Nedbank said it is ready to defend any litigation against it arising from the Zondo Commission’s reports on state capture, as there was no evidence of wrongdoing, collusion or corruption on the part of the bank.
This was according to Nedbank’s latest annual report released last week. While the commission made no findings against the bank, it found some transactions involving Nedbank where Regiments acted as a financial adviser to Acsa and Transnet should be subject to further investigation.
“These transactions, as well as transactions concluded by Nedbank with third parties where Regiments played an financial advisory role, have already been the subject of internal and external legal and forensic reviews and, as previously reported, Nedbank’s board and management took comfort that there is no evidence of any wrongdoing, collusion or corruption by Nedbank or our employees,” the annual report said.
The bank said in response to a BR question that “no specific provisions have been raised given our assessment of the merits of the matters”.
”If these transactions were tainted by corruption on the part of Regiments, clients or their employees, Nedbank was unaware of this at the time of the transactions and acted as a reasonable banker based on the knowledge we had at the time. Our fees and returns were market-related and all legal documentation and authorisations for the transactions are in place,” CEO Mike Brown said in the report.
Nedbank said it continued to co-operate with various further enquiries and investigations that were under way on these transactions.
“These engagements may result in Nedbank entering into negotiations or, failing which, becoming involved in litigation and associated regulatory proceedings, with various parties,” the bank said.
On the bank’s financial performance, Brown said the bank had made good progress towards its published 2023 financial targets by exceeding the 2019 diluted headline earnings per share level of 2 565 cents in 2022, a year earlier than planned, and the aim to achieve an ROE (return on equity) greater than the 2019 ROE level of 15% and a cost-to-income ratio of below 54%.
“Given our strong 2022 performance, we have set ourselves revised medium-term (2025) and long-term targets.
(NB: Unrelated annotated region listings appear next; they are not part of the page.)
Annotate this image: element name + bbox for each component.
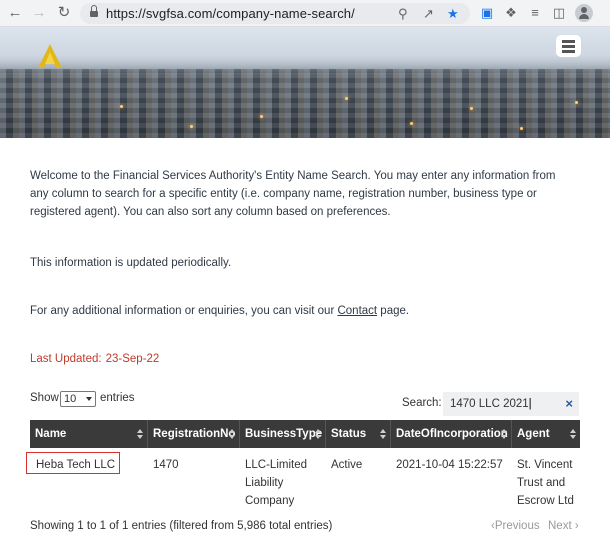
back-arrow-icon[interactable]: ← [5,3,25,23]
cell-date: 2021-10-04 15:22:57 [396,459,503,471]
page-size-select[interactable]: 10 [60,391,96,407]
update-notice: This information is updated periodically… [30,257,232,269]
side-panel-icon[interactable]: ◫ [550,4,568,22]
last-updated-label: Last Updated: [30,353,102,365]
sort-icon [380,429,386,439]
reading-list-icon[interactable]: ≡ [526,4,544,22]
extension-app-icon[interactable]: ▣ [478,4,496,22]
bookmark-star-icon[interactable]: ★ [447,6,459,21]
last-updated-date: 23-Sep-22 [105,353,160,365]
search-label: Search: [402,397,442,409]
fsa-logo-icon[interactable] [30,42,70,70]
extensions-puzzle-icon[interactable]: ❖ [502,4,520,22]
forward-arrow-icon[interactable]: → [29,3,49,23]
column-header-name[interactable]: Name [30,420,148,448]
welcome-paragraph: Welcome to the Financial Services Author… [30,170,556,218]
cell-business-type: LLC-Limited Liability Company [245,459,307,507]
url-text: https://svgfsa.com/company-name-search/ [106,6,355,21]
reload-icon[interactable]: ↻ [54,3,74,23]
sort-icon [501,429,507,439]
table-info: Showing 1 to 1 of 1 entries (filtered fr… [30,520,333,532]
column-header-status[interactable]: Status [326,420,391,448]
column-header-registration[interactable]: RegistrationNo [148,420,240,448]
menu-hamburger-icon[interactable] [556,35,581,57]
contact-link[interactable]: Contact [337,305,377,317]
chevron-down-icon [86,397,92,401]
city-photo [0,69,610,138]
column-header-business-type[interactable]: BusinessType [240,420,326,448]
table-header: Name RegistrationNo BusinessType Status … [30,420,580,448]
entity-table: Name RegistrationNo BusinessType Status … [26,420,580,512]
table-row[interactable]: Heba Tech LLC 1470 LLC-Limited Liability… [26,448,580,512]
sort-icon [570,429,576,439]
last-updated: Last Updated: 23-Sep-22 [30,353,159,365]
previous-button[interactable]: ‹Previous [491,520,540,532]
next-button[interactable]: Next › [548,520,579,532]
column-header-date[interactable]: DateOfIncorporation [391,420,512,448]
hero-banner [0,27,610,138]
cell-registration-no: 1470 [153,459,179,471]
zoom-icon[interactable]: ⚲ [398,6,408,21]
lock-icon [90,5,98,18]
sort-icon [137,429,143,439]
browser-toolbar: ← → ↻ https://svgfsa.com/company-name-se… [0,0,610,27]
show-label: Show [30,392,59,404]
cell-name: Heba Tech LLC [36,459,116,471]
cell-agent: St. Vincent Trust and Escrow Ltd [517,459,574,507]
column-header-agent[interactable]: Agent [512,420,580,448]
entries-label: entries [100,392,135,404]
address-bar[interactable]: https://svgfsa.com/company-name-search/ … [80,3,470,24]
cell-status: Active [331,459,363,471]
sort-icon [315,429,321,439]
sort-icon [229,429,235,439]
clear-search-icon[interactable]: × [565,392,573,416]
contact-paragraph: For any additional information or enquir… [30,305,410,317]
profile-avatar-icon[interactable] [575,4,593,22]
share-icon[interactable]: ↗ [423,6,434,21]
search-input[interactable]: 1470 LLC 2021| × [443,392,579,416]
chevron-right-icon: › [574,520,579,532]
We aim to achieve an ROE of 17% and a cost-to-income ratio of 52% both in 2025. Over the longer term we aim to improve these to above 18% and below 50% respectively. Achieving these targets should be value-creating for shareholders,” said Brown.
He said South Africa’s economic potential was compelling, but the country was fast reaching a tipping point in a number of areas, as failing state-owned monopolies – in particular those responsible for electricity generation and transmission, transport and logistics, water, and crime prevention and prosecution – were constraints on much-needed investment and, as a result, economic growth and job creation.
This required urgent and decisive action by the government, labour, civil society and business, he said.